Beijing (Antara/Reuters) - Sebuah kota di wilayah konflik Xinjiang, Tiongkok, melarang perempuan berjilbab dan pria berjanggut untuk menaiki bus sebagai bagian dari upaya meredakan kerusuhan.
Xinjiang--rumah bagi Muslim Uighur yang berbahasa Turki--adalah wilayah yang dilanda konflik selama bertahun-tahun. Kubu pemerintah menuding kelompok militan Islam dan separatis sebagai penyebab kerusuhan.
Dalam kebijakan terbaru, pemerintah kota Karamay akan melarang lima macam calon penumpang, yaitu mereka yang mengenakan jilbab, menggunakan kerudung, memakai cadar, berbaju dengan tanda bulan bintang, dan mereka yang mempunyai janggut panjang.

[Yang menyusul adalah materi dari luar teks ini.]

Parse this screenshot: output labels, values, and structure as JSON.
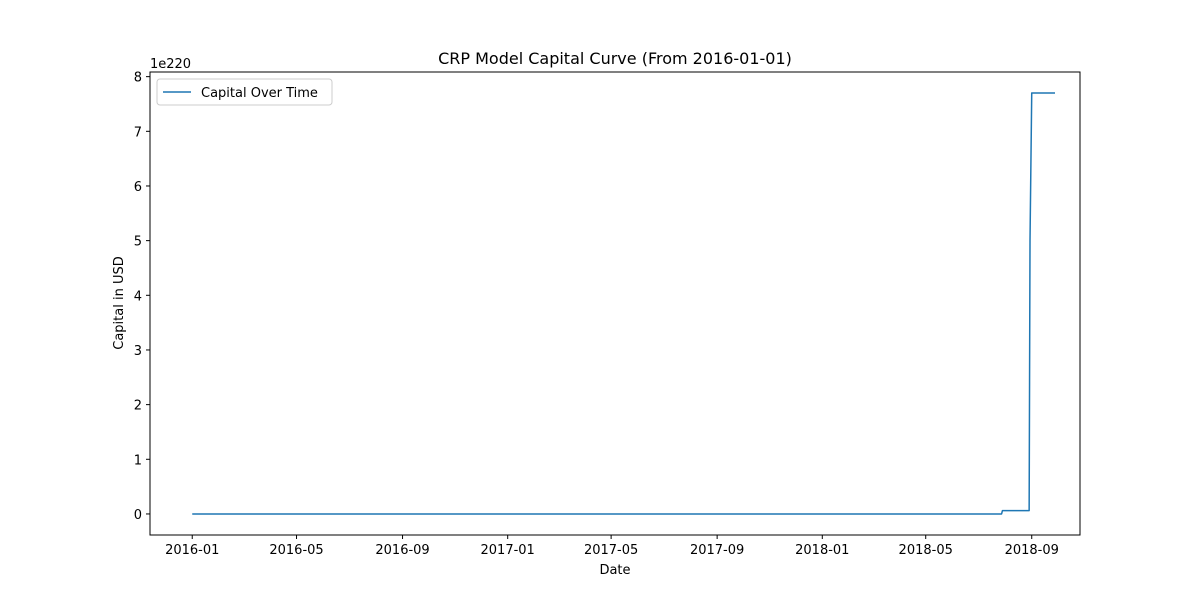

Bulan bintang adalah simbol Islam yang banyak digunakan dalam bendera-bendera nasional. Simbol yang sama juga digunakan oleh sejumlah kelompok di Tiongkok yang ingin memisahkan diri untuk membentuk negara bernama Turkistan Timur.
Aturan itu dimaksudkan untuk memperketaan keamanan sampai 20 Agustus. Pada hari itu akan ada pergelaran olahraga atletik, demikian harian Karamay Dality menulis pada Senin.
"Mereka yang tidak mematuhi--terutama lima tipe penumpang yang dilarang--akan dilaporkan kepada polisi," kata koran tersebut.
Sebelumnya pada Juli, pemerintah ibu kota Xinjiang, Urumqi, melarang penumpang bus membawa sejumlah barang seperti pemantik api, yoghurt, dan air, sebagai upaya pencegahan serangan.
Kelompok Uighur di pengasingan dan sejumlah aktivis hak asasi manusia mengatakan bahwa kebijakan represif pemerintah di Xinjiang terhadap Islam justru menjadi penyebab kerusuhan.
"Pejabat di kota Karamay dengan sengaja mendorong kebijakan rasis dan diskriminatif yang bertujuan untuk menyingkirkan orang-orang Uighur," kata Alim Seytoff, ketua Asosiasi Uighurdi Amerika yang berkantor di Washington.
Sebagian besar perempuan Uighur saat ini tidak menggunakan jilbab dan cadar. Namun sudah beberapa orang mengenakan aksesoris itu.
Di sisi lain, kepolisian telah membuat sayembara bagi orang yang memberikan informasi apapun dari "pelatihan terorisme" sampai orang yang memanjangkan janggut.
Sepanjang 18 bulan terakhir, sudah ratusan orang tewas akibat kerusuhan di Xinjiang. Para jurnalis belum dapat memverifikasi keterangan pemerintah itu akibat kebijakan pengamanan yang ketat.
Sementara pada akhir Juli, sekitar 100 orang terbunuh saat sekelompok orang berpedang menyerang dua kota di wilayah selatan Xinjiang. Pada Mei, 39 orang kehilangan nyawa akibat bom bunuh diri di Urumqi.